The fact is that present socioeconomic conditions will keep regurgitating a fascist- populist like Duterte. The Filipino people will be condemned to relive Groundhog Day again and again with a Marcos or a Duterte unless the evil twins of the protectionist provisions in the 1987 Constitution and the Comprehensive Agrarian Reform Law are removed or amended.
The first best solutions are undoubtedly to remove the foreign ownership restrictions in the Constitution and to remove the five-hectare retention limit in the Comprehensive Agrarian Reform Law. However, these seem to be politically infeasible presently. The administration has dissipated its political capital punishing its political enemies and pushing for non-solutions like federalism or RevGov.
The second best solutions are to pass the Public Service Act (PSA) Amendment to remove the telecommunications and transport industries from among those protected by the public utility provision in the Constitution and to pass a Debt Condonation law to reverse land fragmentation and enable land consolidation of agrarian reform lands via a vigorous rural land leasing market.
However, the PSA Amendment remains unacted upon in the Senate, the victim of unfounded fears of a Chinese take- over. In fact, the present lack of regulations and foreign investment vetting which the PSA seeks to address will make it easier for the Chinese to take over. (Foreigners already have effective majority ownership of the existing telcos using legal maneuvers.)
The politicians and the monopolists, however, should take heed that retaining these protectionist provisions will come back and bite them. Former President Benigno “Noynoy” Aquino III, protective of his mother’s legacy, killed an initiative by former Speaker Sonny Belmonte, who had the votes, to amend the economic provisions of the Constitution. That allowed poor telecom and transport services to fester and gave resonance to Duterte’s promise of “change is coming.” Ironically, therefore, former President Aquino seeded the anti-Yellow counter- revolution of President Duterte.
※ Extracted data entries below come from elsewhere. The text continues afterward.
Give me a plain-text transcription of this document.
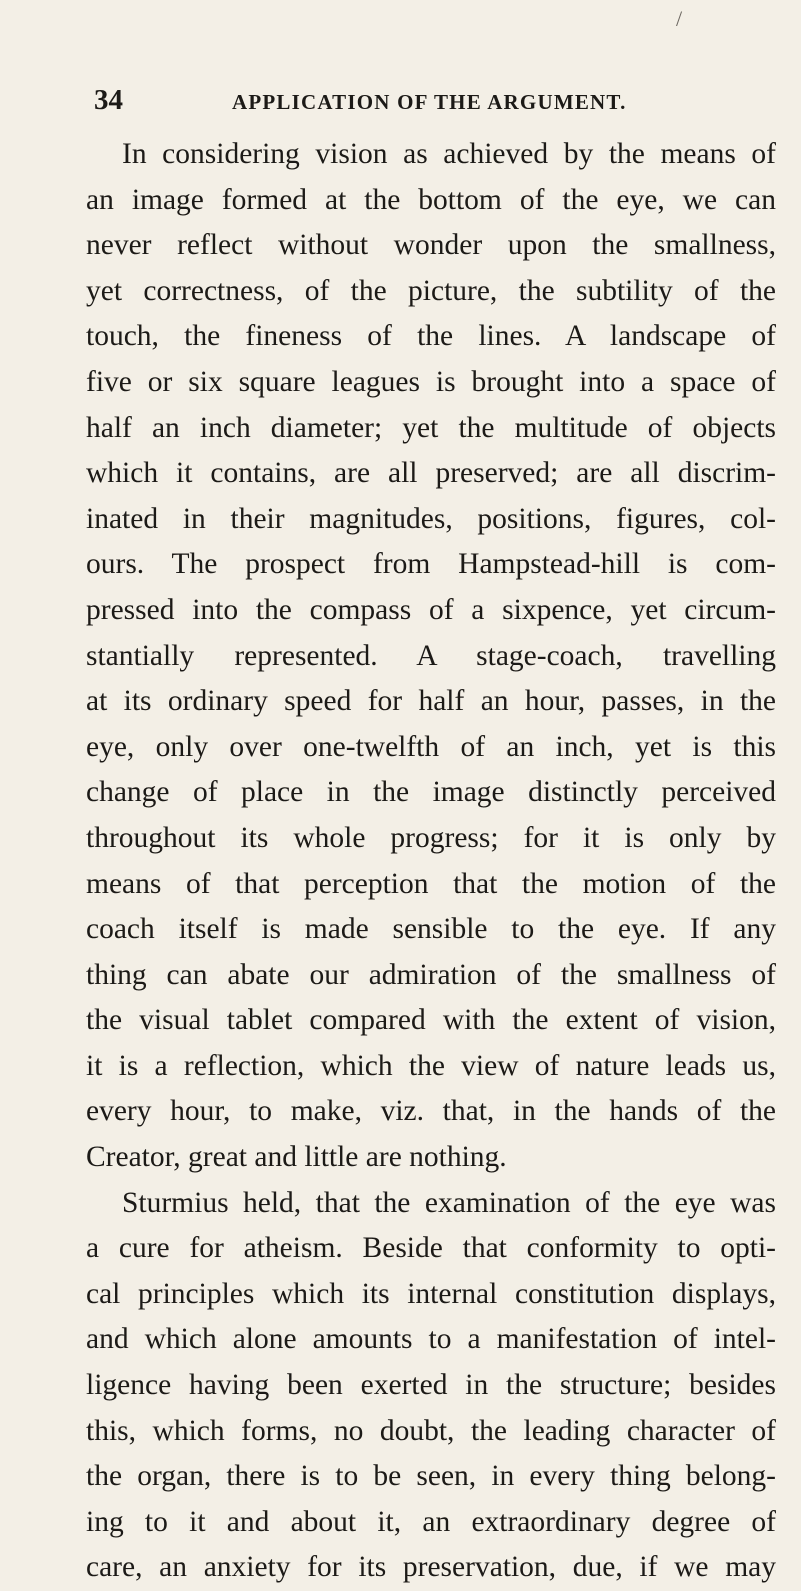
/
34	APPLICATION OF THE ARGUMENT.
In considering vision as achieved by the means of
an image formed at the bottom of the eye, we can
never reflect without wonder upon the smallness,
yet correctness, of the picture, the subtility of the
touch, the fineness of the lines. A landscape of
five or six square leagues is brought into a space of
half an inch diameter; yet the multitude of objects
which it contains, are all preserved; are all discrim-
inated in their magnitudes, positions, figures, col-
ours. The prospect from Hampstead-hill is com-
pressed into the compass of a sixpence, yet circum-
stantially represented. A stage-coach, travelling
at its ordinary speed for half an hour, passes, in the
eye, only over one-twelfth of an inch, yet is this
change of place in the image distinctly perceived
throughout its whole progress; for it is only by
means of that perception that the motion of the
coach itself is made sensible to the eye. If any
thing can abate our admiration of the smallness of
the visual tablet compared with the extent of vision,
it is a reflection, which the view of nature leads us,
every hour, to make, viz. that, in the hands of the
Creator, great and little are nothing.
Sturmius held, that the examination of the eye was
a cure for atheism. Beside that conformity to opti-
cal principles which its internal constitution displays,
and which alone amounts to a manifestation of intel-
ligence having been exerted in the structure; besides
this, which forms, no doubt, the leading character of
the organ, there is to be seen, in every thing belong-
ing to it and about it, an extraordinary degree of
care, an anxiety for its preservation, due, if we may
As for debt condonation, the country missed a historic opportunity when it was included in the Bayanihan II Act but was objected to by the administration on grounds of “moral hazard.” The administration gives out tax amnesties to tax evaders and cash transfers to poor, unemployed people, seeing no moral hazard in them, but it couldn’t imagine the government condoning the debt of farmers impoverished by the very restrictions imposed on them under the CARL.
For the Filipino people, they must realize that they aren’t condemned to relive their Groundhog Day, i.e. of reliving the déjà vu nightmare of having its democratic freedoms curtailed and its lives impoverished. They can do something about it. For the TV anchorman Conner, his selfishness and self-centeredness were causing the time loop. True love broke the time loop.
The pandemic will be a passing affliction for the Filipino people. However, the effects of the twin evils will not be. Not doing anything about these twin evils mean the Filipino people continuously experiencing toxic politics, bad governance, and deteriorating quality of life — our Groundhog Day — forever and ever. Is that the future we want?